The inevitable comparison to Vietnam comes up halfway in.
"Wartime clashes between presidents and the Congress are a familiar thread in American history. But perhaps no president since Richard M. Nixon has so boldly expanded an unpopular war. Explaining his decision to invade Cambodia in April 1970, Nixon said: 'A majority of the American people, a majority of you listening to me, are for the withdrawal of our forces from Vietnam. The action I have taken tonight is indispensable for the continuing success of that withdrawal program.'"
In chiding Bush for not signing on to the recommendations of the Iraq Study Group, Stolberg, like her colleague Jim Rutenberg before her, wonders why Bush thinks he can get away with acting like he's president or something.

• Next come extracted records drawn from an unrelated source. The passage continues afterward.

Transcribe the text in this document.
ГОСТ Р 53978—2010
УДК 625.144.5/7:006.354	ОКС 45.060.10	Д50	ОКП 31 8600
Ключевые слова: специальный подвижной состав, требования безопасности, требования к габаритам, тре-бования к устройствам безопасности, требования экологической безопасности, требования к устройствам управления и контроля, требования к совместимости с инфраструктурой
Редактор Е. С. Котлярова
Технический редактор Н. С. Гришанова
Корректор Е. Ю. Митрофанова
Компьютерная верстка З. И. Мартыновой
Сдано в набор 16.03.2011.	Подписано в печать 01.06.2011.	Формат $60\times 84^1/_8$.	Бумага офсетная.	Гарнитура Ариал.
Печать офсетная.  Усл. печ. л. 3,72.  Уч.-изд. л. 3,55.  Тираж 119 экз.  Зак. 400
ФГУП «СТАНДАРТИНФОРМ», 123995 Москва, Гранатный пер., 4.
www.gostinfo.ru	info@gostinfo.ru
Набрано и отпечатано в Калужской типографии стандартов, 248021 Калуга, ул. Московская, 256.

"In a sense, it is a predictable path for Mr. Bush. This, after all, is the same president who lost the popular vote in 2000, was installed in the White House by a 5-to-4 vote of the Supreme Court and then governed as if he had won by a landslide. And this is the same president who, after winning re-election in 2004, famously told reporters that he had 'earned capital in the campaign, political capital, and now I intend to spend it.'"
(Last Thursday, Rutenberg referred to Bush as "the man who all but ignored the disputed circumstances of his election in 2000, governed from then as if he had an expansive mandate…")
David Sanger's lead story on Bush's echoes Stolberg's Cambodia comparison:
"Not since Richard M. Nixon ordered American troops in Vietnam to invade Cambodia in 1970 has a president taken such a risk with an increasingly unpopular war."